0

I need to write a result set from MySQL ina csv format inside a bucket in Google Cloud Storage.

Following the instructions here, I created the following example code:

import cloudstorage
from google.appengine.api import app_identity
import db # My own Mysql wrapper

dump = db.get_table_dump(schema) # Here I made a simples SQL SELECT and fetchall()
bucket_name = app_identity.get_default_gcs_bucket_name()
file_name = "/" + bucket_name + "/finalfiles/" + schema + "/" +"myfile.csv"
with cloudstorage.open(file_name, "w") as gcsFile:
    gcsFile.write(dump)

It did not work 'cause write expects a string parameter and dump is tuple of tuples result from fetchall().

I can't use this approach (or similar) since I can't write files in GAE enviroment and I also can't create a CSV string from tuple like here, due to the size o my result set (Actually, I tried it and it takes too long and it timed out before finish).

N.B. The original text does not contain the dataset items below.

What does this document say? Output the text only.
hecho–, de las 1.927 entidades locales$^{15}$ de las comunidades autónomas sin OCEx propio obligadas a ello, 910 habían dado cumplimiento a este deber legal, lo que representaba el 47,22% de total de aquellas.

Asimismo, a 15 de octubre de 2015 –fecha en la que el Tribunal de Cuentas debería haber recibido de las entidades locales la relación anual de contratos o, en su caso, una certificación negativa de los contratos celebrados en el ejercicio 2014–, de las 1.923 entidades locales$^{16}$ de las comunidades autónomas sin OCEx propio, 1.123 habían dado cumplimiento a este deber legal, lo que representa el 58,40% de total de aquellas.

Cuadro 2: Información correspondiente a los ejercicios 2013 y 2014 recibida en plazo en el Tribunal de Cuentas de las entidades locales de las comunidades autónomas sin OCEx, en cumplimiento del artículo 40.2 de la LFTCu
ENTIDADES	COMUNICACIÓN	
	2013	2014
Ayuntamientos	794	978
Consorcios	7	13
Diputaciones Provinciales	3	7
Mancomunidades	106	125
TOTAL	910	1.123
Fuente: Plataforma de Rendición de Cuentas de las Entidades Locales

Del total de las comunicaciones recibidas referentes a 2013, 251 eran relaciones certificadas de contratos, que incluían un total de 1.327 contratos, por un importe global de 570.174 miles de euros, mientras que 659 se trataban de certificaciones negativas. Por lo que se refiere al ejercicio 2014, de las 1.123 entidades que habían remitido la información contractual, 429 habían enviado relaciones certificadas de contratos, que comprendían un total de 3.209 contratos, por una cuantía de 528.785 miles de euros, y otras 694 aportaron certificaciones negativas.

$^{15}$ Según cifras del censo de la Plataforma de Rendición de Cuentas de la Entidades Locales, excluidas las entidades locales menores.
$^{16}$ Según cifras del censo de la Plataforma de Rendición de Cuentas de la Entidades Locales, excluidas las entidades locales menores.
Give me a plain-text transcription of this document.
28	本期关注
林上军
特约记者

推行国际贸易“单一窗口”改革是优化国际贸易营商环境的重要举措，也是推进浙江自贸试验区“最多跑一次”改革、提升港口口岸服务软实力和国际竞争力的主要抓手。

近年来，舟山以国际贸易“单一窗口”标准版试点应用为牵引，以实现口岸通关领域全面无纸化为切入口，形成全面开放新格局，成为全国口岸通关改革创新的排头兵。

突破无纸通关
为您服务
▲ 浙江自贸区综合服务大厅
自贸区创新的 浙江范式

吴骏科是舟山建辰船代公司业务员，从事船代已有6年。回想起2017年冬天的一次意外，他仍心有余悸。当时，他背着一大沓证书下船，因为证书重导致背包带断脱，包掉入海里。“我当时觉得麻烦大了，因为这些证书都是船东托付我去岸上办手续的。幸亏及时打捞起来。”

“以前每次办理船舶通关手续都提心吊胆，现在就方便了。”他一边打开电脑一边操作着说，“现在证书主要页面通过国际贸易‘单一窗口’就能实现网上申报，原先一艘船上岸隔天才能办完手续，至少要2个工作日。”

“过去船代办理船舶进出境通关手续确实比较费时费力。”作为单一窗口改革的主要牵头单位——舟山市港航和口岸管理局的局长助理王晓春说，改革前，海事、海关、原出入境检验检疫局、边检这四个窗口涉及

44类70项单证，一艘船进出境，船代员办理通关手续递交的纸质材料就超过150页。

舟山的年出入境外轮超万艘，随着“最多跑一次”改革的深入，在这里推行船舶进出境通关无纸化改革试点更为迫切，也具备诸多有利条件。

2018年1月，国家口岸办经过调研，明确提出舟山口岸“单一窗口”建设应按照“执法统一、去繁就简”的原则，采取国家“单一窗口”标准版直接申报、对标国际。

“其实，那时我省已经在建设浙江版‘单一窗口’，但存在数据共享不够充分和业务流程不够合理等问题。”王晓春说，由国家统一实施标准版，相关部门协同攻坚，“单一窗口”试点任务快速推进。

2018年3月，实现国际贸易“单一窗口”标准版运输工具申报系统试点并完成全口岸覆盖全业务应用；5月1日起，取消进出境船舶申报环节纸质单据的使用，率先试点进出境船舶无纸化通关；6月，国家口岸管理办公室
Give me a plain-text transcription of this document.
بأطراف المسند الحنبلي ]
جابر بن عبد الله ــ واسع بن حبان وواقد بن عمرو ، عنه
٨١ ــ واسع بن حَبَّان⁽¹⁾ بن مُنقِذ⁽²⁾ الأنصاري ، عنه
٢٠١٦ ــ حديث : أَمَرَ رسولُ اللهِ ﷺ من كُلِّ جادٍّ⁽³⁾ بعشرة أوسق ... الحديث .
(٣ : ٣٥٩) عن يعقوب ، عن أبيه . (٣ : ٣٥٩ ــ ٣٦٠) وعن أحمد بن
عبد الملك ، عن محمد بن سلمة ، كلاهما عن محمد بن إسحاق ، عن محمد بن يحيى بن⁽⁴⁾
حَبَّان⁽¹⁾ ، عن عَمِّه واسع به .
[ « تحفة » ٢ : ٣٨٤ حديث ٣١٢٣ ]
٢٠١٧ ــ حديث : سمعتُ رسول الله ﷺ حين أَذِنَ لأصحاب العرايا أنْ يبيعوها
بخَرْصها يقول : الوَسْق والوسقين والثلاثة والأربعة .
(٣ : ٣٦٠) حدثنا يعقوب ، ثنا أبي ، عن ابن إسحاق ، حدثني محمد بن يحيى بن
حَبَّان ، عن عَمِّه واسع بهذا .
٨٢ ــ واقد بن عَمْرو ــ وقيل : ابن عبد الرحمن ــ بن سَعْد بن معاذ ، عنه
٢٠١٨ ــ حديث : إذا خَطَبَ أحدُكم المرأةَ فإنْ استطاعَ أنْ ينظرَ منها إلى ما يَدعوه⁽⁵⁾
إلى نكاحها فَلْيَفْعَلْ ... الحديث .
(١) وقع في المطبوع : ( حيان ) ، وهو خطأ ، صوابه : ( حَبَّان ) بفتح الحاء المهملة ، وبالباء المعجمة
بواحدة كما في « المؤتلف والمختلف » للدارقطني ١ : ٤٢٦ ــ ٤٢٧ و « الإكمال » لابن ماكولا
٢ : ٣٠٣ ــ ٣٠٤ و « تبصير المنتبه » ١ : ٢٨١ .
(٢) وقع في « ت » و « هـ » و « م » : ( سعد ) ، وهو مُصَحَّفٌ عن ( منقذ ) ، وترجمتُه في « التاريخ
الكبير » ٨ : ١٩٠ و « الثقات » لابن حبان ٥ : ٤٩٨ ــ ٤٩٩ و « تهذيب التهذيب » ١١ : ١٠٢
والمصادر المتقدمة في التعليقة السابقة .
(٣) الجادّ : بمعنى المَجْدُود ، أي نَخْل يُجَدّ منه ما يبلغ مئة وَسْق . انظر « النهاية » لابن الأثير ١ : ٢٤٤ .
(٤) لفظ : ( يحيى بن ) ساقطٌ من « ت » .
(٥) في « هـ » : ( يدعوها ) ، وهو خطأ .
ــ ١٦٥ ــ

So, my question is, which is the best way to get a result set from MySQL and save it as CSV in a Google Cloud Storage Bucket?

James
  • 1,653
  • 2
  • 31
  • 60

1 Answers1

1

I just went through the same problem with PHP. I ended up using the cloud sql api (https://cloud.google.com/sql/docs/mysql/admin-api/v1beta4/) with the following workflow:

  1. Create an export bucket (i.e. test-exports)
  2. Give the SQL Instance Read/Write permissions to the bucket created in step 1
  3. Within the application, make a call to instance export (https://cloud.google.com/sql/docs/mysql/admin-api/v1beta4/instances/export). This endpoint accepts the SQL to run, as well as a path to an output bucket. (created in step (1))
  4. Step (3) will return back an operation with a 'name' property. You can use this 'name' and poll the operations/get endpoint (https://cloud.google.com/sql/docs/mysql/admin-api/v1beta4/operations/get) until the status is returned as DONE

We have a job which performs these steps nightly (as well as an import using the /import command) on 6 tables and have yet to see any issues. The only thing to keep in mind is that only one operation can run on a single database instance at a time. To combat this, you should the top item from the the operations list endpoint (https://cloud.google.com/sql/docs/mysql/admin-api/v1beta4/operations/list) to confirm the database is ready before issuing any commands.

dwelling
  • 491
  • 4
  • 5